Vous connaissez sûrement la douce sensation d’un souvenir agréable qui remonte: le parfum d’un amour de jeunesse flottant dans la rue, un bonbon au goût de ceux piqués dans le dos de maman ou un emballage de yoghurt inchangé depuis vingt ans. La série Heroes of Might & Magic, c’est exactement ça: une douce chaleur ludique réminiscente de mes premières heures de découvertes du PC.
A la vue du « VII » derrière le titre du jeu et malgré mon enthousiasme, je me prends un certain nombre d’années dans les dents. Le temps où j’engloutissais mes vacances d’été dans Heroes of Might & Magic II me semble bien loin. Je me lance donc dans le premier scénario mi-heureux mi-vieux et s’il me restait encore une moitié, mi-horrifié. Le hub central est une salle de réunion médiévale où des modèles 3D fixes et hideux se racontent leurs aventures. Pas d’animation, pas de synchronisation labiale, pas le moindre petit truc animé ne vient briser ce cauchemar en dehors des mouvements de caméra. Les choses ne s’améliorent pas lorsque je choisis de lancer la campagne Necropolis aguiché par son héroïne émo-goth légèrement moins repoussante que les autres. Je me retrouve projeté à la protection d’un château sur le point de tomber. La quasi-totalité des combats que je dispute se trouvent être soit perdus d’avance (la défense des murailles) soit gagnés d’avance (mon héros). Vingt minutes de jeu et me voilà déjà plongé dans un ennui mortel. Qu’est-il advenu de mes souvenirs d’enfance?
La douce chaleur de mes souvenirs ne refera surface que plusieurs heures plus tard, après une exploration longue et douloureuse d’un mode histoire dont les enjeux m’ont laissé comme leur protagoniste, de marbre. Pour renouer avec le plaisir, il m’aura fallu me rappeler tardivement qu’un Heroes se joue en mode escarmouche ou ne se joue pas. Me voilà à nouveau en train de balader mon héros et son armée au gré de mes envies sur une immense carte dont le seul but est de faire ployer mes adversaires sous ma puissance sans limites.
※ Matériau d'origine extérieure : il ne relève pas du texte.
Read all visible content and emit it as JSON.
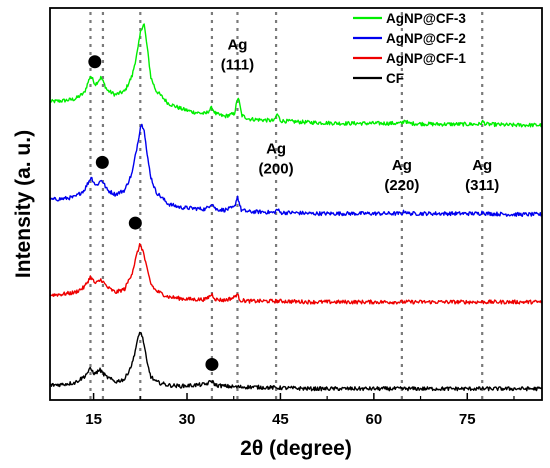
{
  "chart_data": {
    "type": "line",
    "xlabel": "2θ (degree)",
    "ylabel": "Intensity (a. u.)",
    "xlim": [
      8,
      87
    ],
    "xticks": [
      15,
      30,
      45,
      60,
      75
    ],
    "xminor": [
      7.5,
      22.5,
      37.5,
      52.5,
      67.5,
      82.5
    ],
    "y_ticks_shown": false,
    "grid": false,
    "legend_position": "top-right",
    "series": [
      {
        "name": "AgNP@CF-3",
        "color": "#00ee00",
        "offset": 3.0,
        "points": [
          [
            8,
            0.32
          ],
          [
            10,
            0.33
          ],
          [
            12,
            0.35
          ],
          [
            13.5,
            0.42
          ],
          [
            14.5,
            0.62
          ],
          [
            15.3,
            0.52
          ],
          [
            16.2,
            0.6
          ],
          [
            17.2,
            0.45
          ],
          [
            18.5,
            0.4
          ],
          [
            20,
            0.44
          ],
          [
            21.2,
            0.62
          ],
          [
            22.1,
            0.92
          ],
          [
            22.6,
            1.15
          ],
          [
            23.1,
            1.22
          ],
          [
            23.6,
            0.95
          ],
          [
            24.2,
            0.6
          ],
          [
            25,
            0.45
          ],
          [
            27,
            0.3
          ],
          [
            29,
            0.24
          ],
          [
            31,
            0.2
          ],
          [
            33,
            0.18
          ],
          [
            34,
            0.25
          ],
          [
            34.6,
            0.18
          ],
          [
            36,
            0.15
          ],
          [
            37.6,
            0.18
          ],
          [
            38.2,
            0.38
          ],
          [
            38.8,
            0.16
          ],
          [
            40,
            0.12
          ],
          [
            42,
            0.11
          ],
          [
            44,
            0.1
          ],
          [
            44.5,
            0.18
          ],
          [
            45,
            0.1
          ],
          [
            47,
            0.09
          ],
          [
            50,
            0.08
          ],
          [
            55,
            0.07
          ],
          [
            60,
            0.07
          ],
          [
            64.5,
            0.07
          ],
          [
            65,
            0.11
          ],
          [
            65.5,
            0.07
          ],
          [
            70,
            0.06
          ],
          [
            77,
            0.06
          ],
          [
            77.5,
            0.09
          ],
          [
            78,
            0.06
          ],
          [
            82,
            0.05
          ],
          [
            87,
            0.05
          ]
        ]
      },
      {
        "name": "AgNP@CF-2",
        "color": "#0000ee",
        "offset": 2.0,
        "points": [
          [
            8,
            0.19
          ],
          [
            10,
            0.2
          ],
          [
            12,
            0.22
          ],
          [
            13.5,
            0.3
          ],
          [
            14.6,
            0.45
          ],
          [
            15.4,
            0.35
          ],
          [
            16.3,
            0.42
          ],
          [
            17.2,
            0.3
          ],
          [
            18.5,
            0.25
          ],
          [
            20,
            0.3
          ],
          [
            21.2,
            0.5
          ],
          [
            22.1,
            0.85
          ],
          [
            22.6,
            1.06
          ],
          [
            23.1,
            1.02
          ],
          [
            23.6,
            0.7
          ],
          [
            24.2,
            0.45
          ],
          [
            25,
            0.28
          ],
          [
            27,
            0.14
          ],
          [
            29,
            0.1
          ],
          [
            31,
            0.09
          ],
          [
            33,
            0.08
          ],
          [
            34,
            0.15
          ],
          [
            34.6,
            0.08
          ],
          [
            36,
            0.07
          ],
          [
            37.6,
            0.1
          ],
          [
            38.1,
            0.23
          ],
          [
            38.7,
            0.07
          ],
          [
            40,
            0.05
          ],
          [
            42,
            0.05
          ],
          [
            44,
            0.04
          ],
          [
            44.5,
            0.08
          ],
          [
            45,
            0.04
          ],
          [
            47,
            0.04
          ],
          [
            50,
            0.03
          ],
          [
            55,
            0.03
          ],
          [
            60,
            0.03
          ],
          [
            64.5,
            0.03
          ],
          [
            65,
            0.06
          ],
          [
            65.5,
            0.03
          ],
          [
            70,
            0.03
          ],
          [
            77,
            0.03
          ],
          [
            77.5,
            0.05
          ],
          [
            78,
            0.03
          ],
          [
            82,
            0.02
          ],
          [
            87,
            0.02
          ]
        ]
      },
      {
        "name": "AgNP@CF-1",
        "color": "#ee0000",
        "offset": 1.0,
        "points": [
          [
            8,
            0.09
          ],
          [
            10,
            0.1
          ],
          [
            12,
            0.12
          ],
          [
            13.5,
            0.18
          ],
          [
            14.5,
            0.3
          ],
          [
            15.3,
            0.22
          ],
          [
            16.2,
            0.27
          ],
          [
            17.2,
            0.18
          ],
          [
            18.5,
            0.12
          ],
          [
            20,
            0.16
          ],
          [
            21.2,
            0.35
          ],
          [
            22.1,
            0.6
          ],
          [
            22.5,
            0.68
          ],
          [
            23.0,
            0.58
          ],
          [
            23.6,
            0.38
          ],
          [
            24.2,
            0.22
          ],
          [
            25,
            0.14
          ],
          [
            27,
            0.07
          ],
          [
            29,
            0.05
          ],
          [
            31,
            0.04
          ],
          [
            33,
            0.04
          ],
          [
            34,
            0.1
          ],
          [
            34.6,
            0.04
          ],
          [
            36,
            0.03
          ],
          [
            37.5,
            0.06
          ],
          [
            38.0,
            0.1
          ],
          [
            38.6,
            0.03
          ],
          [
            40,
            0.02
          ],
          [
            45,
            0.02
          ],
          [
            50,
            0.01
          ],
          [
            60,
            0.01
          ],
          [
            70,
            0.01
          ],
          [
            87,
            0.01
          ]
        ]
      },
      {
        "name": "CF",
        "color": "#000000",
        "offset": 0.0,
        "points": [
          [
            8,
            0.05
          ],
          [
            10,
            0.06
          ],
          [
            12,
            0.08
          ],
          [
            13.5,
            0.15
          ],
          [
            14.5,
            0.24
          ],
          [
            15.2,
            0.18
          ],
          [
            16.0,
            0.23
          ],
          [
            17.0,
            0.15
          ],
          [
            18.5,
            0.09
          ],
          [
            20,
            0.12
          ],
          [
            21.2,
            0.3
          ],
          [
            22.0,
            0.55
          ],
          [
            22.5,
            0.68
          ],
          [
            23.0,
            0.56
          ],
          [
            23.6,
            0.3
          ],
          [
            24.2,
            0.15
          ],
          [
            25,
            0.09
          ],
          [
            27,
            0.05
          ],
          [
            29,
            0.04
          ],
          [
            31,
            0.05
          ],
          [
            33,
            0.06
          ],
          [
            34,
            0.1
          ],
          [
            34.6,
            0.05
          ],
          [
            36,
            0.04
          ],
          [
            38,
            0.03
          ],
          [
            40,
            0.03
          ],
          [
            45,
            0.02
          ],
          [
            50,
            0.01
          ],
          [
            60,
            0.01
          ],
          [
            70,
            0.01
          ],
          [
            87,
            0.01
          ]
        ]
      }
    ],
    "reference_lines": [
      14.5,
      16.5,
      22.5,
      34.0,
      38.1,
      44.3,
      64.5,
      77.4
    ],
    "annotations": [
      {
        "lines": [
          "Ag",
          "(111)"
        ],
        "x": 38.1,
        "y": 3.92
      },
      {
        "lines": [
          "Ag",
          "(200)"
        ],
        "x": 44.3,
        "y": 2.72
      },
      {
        "lines": [
          "Ag",
          "(220)"
        ],
        "x": 64.5,
        "y": 2.53
      },
      {
        "lines": [
          "Ag",
          "(311)"
        ],
        "x": 77.4,
        "y": 2.53
      }
    ],
    "markers": [
      {
        "x": 15.2,
        "y": 3.78
      },
      {
        "x": 16.4,
        "y": 2.62
      },
      {
        "x": 21.7,
        "y": 1.92
      },
      {
        "x": 34.0,
        "y": 0.29
      }
    ]
  }
}
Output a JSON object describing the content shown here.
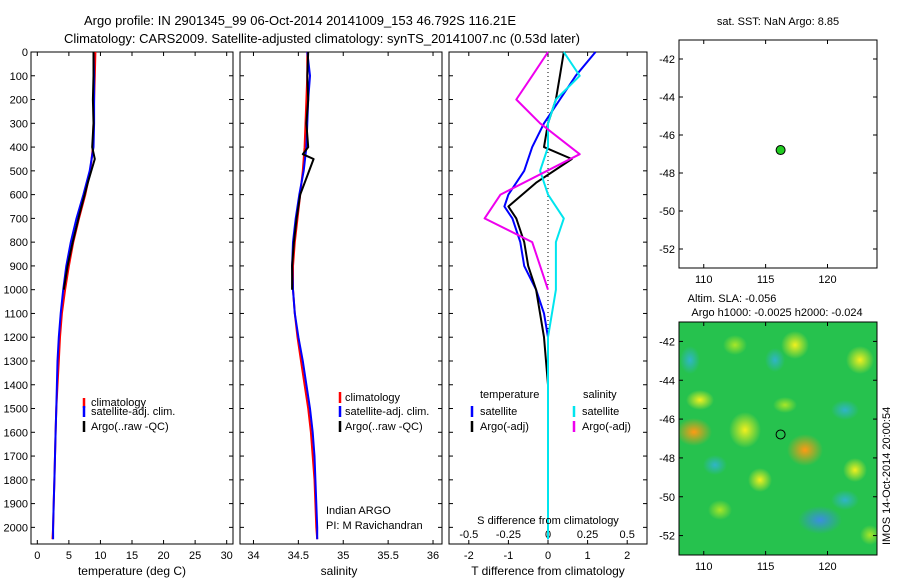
{
  "header": {
    "line1": "Argo profile: IN 2901345_99 06-Oct-2014 20141009_153 46.792S 116.21E",
    "line2": "Climatology: CARS2009. Satellite-adjusted climatology: synTS_20141007.nc (0.53d later)"
  },
  "side_label": "IMOS 14-Oct-2014 20:00:54",
  "colors": {
    "climatology": "#ff0000",
    "satellite": "#0000ff",
    "argo": "#000000",
    "salinity_satellite": "#00e5ee",
    "salinity_argo": "#ee00ee",
    "dot": "#22cc22"
  },
  "chart_data": [
    {
      "type": "line",
      "panel": "temperature",
      "xlabel": "temperature (deg C)",
      "ylabel": "",
      "xlim": [
        -1,
        31
      ],
      "ylim": [
        2070,
        0
      ],
      "xticks": [
        0,
        5,
        10,
        15,
        20,
        25,
        30
      ],
      "yticks": [
        0,
        100,
        200,
        300,
        400,
        500,
        600,
        700,
        800,
        900,
        1000,
        1100,
        1200,
        1300,
        1400,
        1500,
        1600,
        1700,
        1800,
        1900,
        2000
      ],
      "legend": [
        "climatology",
        "satellite-adj. clim.",
        "Argo(..raw -QC)"
      ],
      "series": [
        {
          "name": "climatology",
          "color": "climatology",
          "x": [
            9.2,
            9.1,
            9.0,
            8.9,
            8.8,
            8.4,
            7.6,
            6.6,
            5.7,
            5.0,
            4.4,
            3.9,
            3.6,
            3.4,
            3.2,
            3.0,
            2.9,
            2.8,
            2.7,
            2.6,
            2.5,
            2.4
          ],
          "y": [
            0,
            100,
            200,
            300,
            400,
            500,
            600,
            700,
            800,
            900,
            1000,
            1100,
            1200,
            1300,
            1400,
            1500,
            1600,
            1700,
            1800,
            1900,
            2000,
            2050
          ]
        },
        {
          "name": "satellite-adj. clim.",
          "color": "satellite",
          "x": [
            8.9,
            9.0,
            9.0,
            9.0,
            8.9,
            8.3,
            7.3,
            6.2,
            5.3,
            4.6,
            4.1,
            3.7,
            3.4,
            3.2,
            3.1,
            3.0,
            2.9,
            2.8,
            2.7,
            2.6,
            2.5,
            2.5
          ],
          "y": [
            0,
            100,
            200,
            300,
            400,
            500,
            600,
            700,
            800,
            900,
            1000,
            1100,
            1200,
            1300,
            1400,
            1500,
            1600,
            1700,
            1800,
            1900,
            2000,
            2050
          ]
        },
        {
          "name": "Argo(..raw -QC)",
          "color": "argo",
          "x": [
            8.9,
            8.9,
            8.8,
            8.9,
            8.7,
            9.1,
            8.0,
            6.7,
            5.6,
            4.8,
            4.2
          ],
          "y": [
            0,
            100,
            200,
            300,
            400,
            450,
            550,
            680,
            800,
            900,
            1000
          ]
        }
      ]
    },
    {
      "type": "line",
      "panel": "salinity",
      "xlabel": "salinity",
      "ylabel": "",
      "xlim": [
        33.85,
        36.1
      ],
      "ylim": [
        2070,
        0
      ],
      "xticks": [
        34,
        34.5,
        35,
        35.5,
        36
      ],
      "legend": [
        "climatology",
        "satellite-adj. clim.",
        "Argo(..raw -QC)"
      ],
      "annotation": [
        "Indian ARGO",
        "PI: M Ravichandran"
      ],
      "series": [
        {
          "name": "climatology",
          "color": "climatology",
          "x": [
            34.6,
            34.6,
            34.59,
            34.58,
            34.57,
            34.55,
            34.52,
            34.49,
            34.46,
            34.44,
            34.44,
            34.46,
            34.49,
            34.53,
            34.57,
            34.61,
            34.64,
            34.66,
            34.68,
            34.69,
            34.7,
            34.71
          ],
          "y": [
            0,
            100,
            200,
            300,
            400,
            500,
            600,
            700,
            800,
            900,
            1000,
            1100,
            1200,
            1300,
            1400,
            1500,
            1600,
            1700,
            1800,
            1900,
            2000,
            2050
          ]
        },
        {
          "name": "satellite-adj. clim.",
          "color": "satellite",
          "x": [
            34.6,
            34.63,
            34.61,
            34.6,
            34.59,
            34.56,
            34.51,
            34.47,
            34.44,
            34.43,
            34.44,
            34.46,
            34.5,
            34.55,
            34.59,
            34.63,
            34.66,
            34.68,
            34.69,
            34.7,
            34.71,
            34.71
          ],
          "y": [
            0,
            100,
            200,
            300,
            400,
            500,
            600,
            700,
            800,
            900,
            1000,
            1100,
            1200,
            1300,
            1400,
            1500,
            1600,
            1700,
            1800,
            1900,
            2000,
            2050
          ]
        },
        {
          "name": "Argo(..raw -QC)",
          "color": "argo",
          "x": [
            34.61,
            34.6,
            34.61,
            34.59,
            34.61,
            34.55,
            34.67,
            34.52,
            34.48,
            34.45,
            34.43,
            34.43
          ],
          "y": [
            0,
            100,
            200,
            300,
            400,
            430,
            450,
            600,
            700,
            800,
            900,
            1000
          ]
        }
      ]
    },
    {
      "type": "line",
      "panel": "difference",
      "xlabel": "T difference from climatology",
      "xlabel_top": "S difference from climatology",
      "xlim": [
        -2.5,
        2.5
      ],
      "ylim": [
        2070,
        0
      ],
      "xticks": [
        -2,
        -1,
        0,
        1,
        2
      ],
      "xticks_s": [
        -0.5,
        -0.25,
        0,
        0.25,
        0.5
      ],
      "legend": {
        "temperature": "temperature",
        "salinity": "salinity",
        "satellite": "satellite",
        "argo": "Argo(-adj)"
      },
      "series": [
        {
          "name": "temperature satellite",
          "color": "satellite",
          "x": [
            1.2,
            0.7,
            0.3,
            -0.1,
            -0.4,
            -0.6,
            -1.0,
            -1.1,
            -0.9,
            -0.7,
            -0.6,
            -0.3,
            -0.1,
            0.0,
            0.0,
            0.0,
            0.0,
            0.0,
            0.0,
            0.0,
            0.0,
            0.0
          ],
          "y": [
            0,
            100,
            200,
            300,
            400,
            500,
            600,
            650,
            700,
            800,
            900,
            1000,
            1100,
            1200,
            1300,
            1400,
            1500,
            1600,
            1700,
            1800,
            1900,
            2050
          ]
        },
        {
          "name": "temperature Argo(-adj)",
          "color": "argo",
          "x": [
            0.4,
            0.3,
            0.2,
            0.0,
            -0.1,
            0.6,
            -0.3,
            -1.0,
            -0.8,
            -0.6,
            -0.5,
            -0.3,
            -0.1,
            0.0
          ],
          "y": [
            0,
            100,
            200,
            300,
            400,
            450,
            550,
            650,
            700,
            800,
            900,
            1000,
            1200,
            1400
          ]
        },
        {
          "name": "salinity satellite",
          "color": "salinity_satellite",
          "x": [
            0.1,
            0.2,
            0.05,
            0.0,
            0.0,
            -0.05,
            0.0,
            0.1,
            0.05,
            0.05,
            0.0,
            0.0,
            0.0,
            0.0,
            0.0
          ],
          "y": [
            0,
            100,
            200,
            300,
            400,
            500,
            600,
            700,
            800,
            1000,
            1200,
            1400,
            1600,
            1800,
            2050
          ]
        },
        {
          "name": "salinity Argo(-adj)",
          "color": "salinity_argo",
          "x": [
            0.0,
            -0.1,
            -0.2,
            -0.05,
            0.2,
            -0.3,
            -0.4,
            -0.1,
            0.0
          ],
          "y": [
            0,
            100,
            200,
            300,
            430,
            600,
            700,
            800,
            1000
          ]
        }
      ]
    },
    {
      "type": "scatter",
      "panel": "sst-map",
      "title": "sat. SST: NaN Argo: 8.85",
      "xlim": [
        108,
        124
      ],
      "ylim": [
        -53,
        -41
      ],
      "xticks": [
        110,
        115,
        120
      ],
      "yticks": [
        -42,
        -44,
        -46,
        -48,
        -50,
        -52
      ],
      "points": [
        {
          "x": 116.21,
          "y": -46.792
        }
      ]
    },
    {
      "type": "heatmap",
      "panel": "sla-map",
      "title": "Altim. SLA: -0.056",
      "subtitle": "Argo h1000: -0.0025 h2000: -0.024",
      "xlim": [
        108,
        124
      ],
      "ylim": [
        -53,
        -41
      ],
      "xticks": [
        110,
        115,
        120
      ],
      "yticks": [
        -42,
        -44,
        -46,
        -48,
        -50,
        -52
      ],
      "points": [
        {
          "x": 116.21,
          "y": -46.792
        }
      ]
    }
  ]
}
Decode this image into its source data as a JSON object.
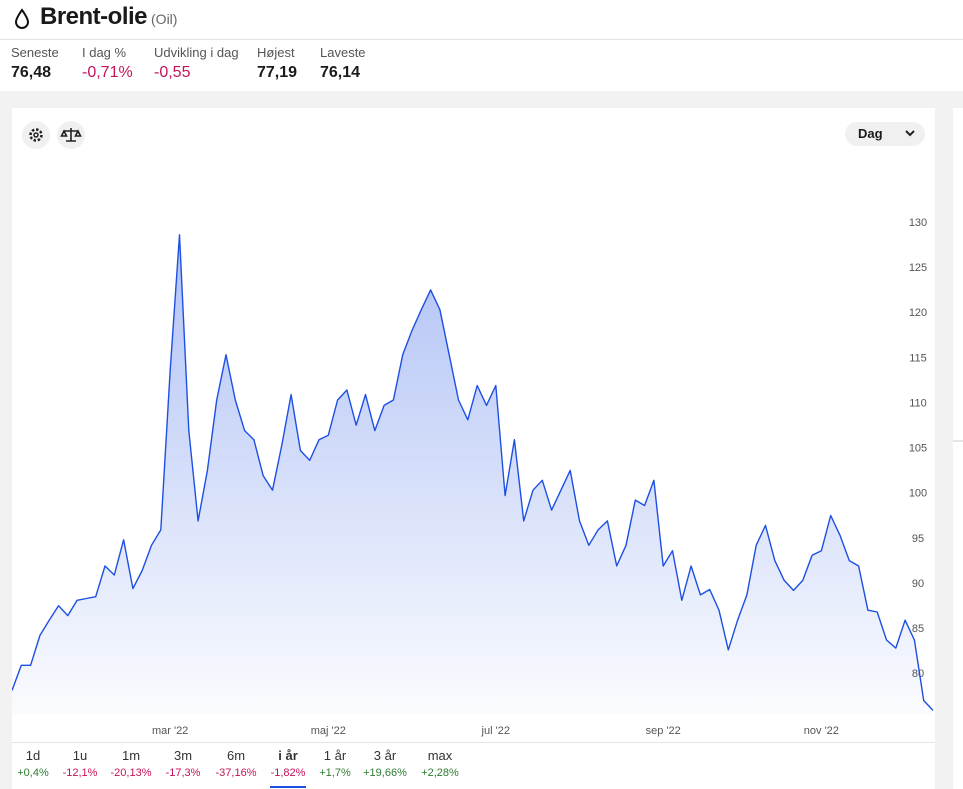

Construction de ma ville, flux de nouvelles recrues chaque semaine, collecte de ressources, génocide de monstres, conquête de villes adverses, ma petite course à la puissance se remet en place en un rien de temps. Seulement, là où je voyais plus jeune la fantastique histoire d’un héros portant son petit royaume vers la gloire, je vois aujourd’hui un jeu aux mécaniques quelque peu bancales. Les conquêtes suivent un ordre assez précis suggéré par la puissance des monstres neutres: il suffit donc d’être un minimum attentif pour grandir sans heurt majeur. Les combats sont dans 90% des cas déjà décidés avant même le premier coup d’épée. Il s’agit en réalité seulement d’optimiser les pertes pour ne pas ralentir la croissance de l’armée. Quant à l’adversaire, pour le vaincre il faut principalement optimiser (encore) son temps pour atteindre plus rapidement que lui une masse critique de combattants.
Indéniablement, lorsque l’on a goûté à la finesse mécanique des jeux d’aujourd’hui, ces rouages de gameplay un peu simples déçoivent. Pourtant, quand je vois l’exploitation mercantile écoeurante dans laquelle ont plongé les jeux de quête à la puissance ces dernières années, je ne peux m’empêcher de considérer ce retour de Heroes of Might & Magic avec bienveillance. Si les plus jeunes y verront sûrement une star déchue radotant de vieilles rengaines, j’y vois un doux souvenir venu me rappeler que parfois ne pas réfléchir et vouloir juste être le plus fort ça a du bon aussi.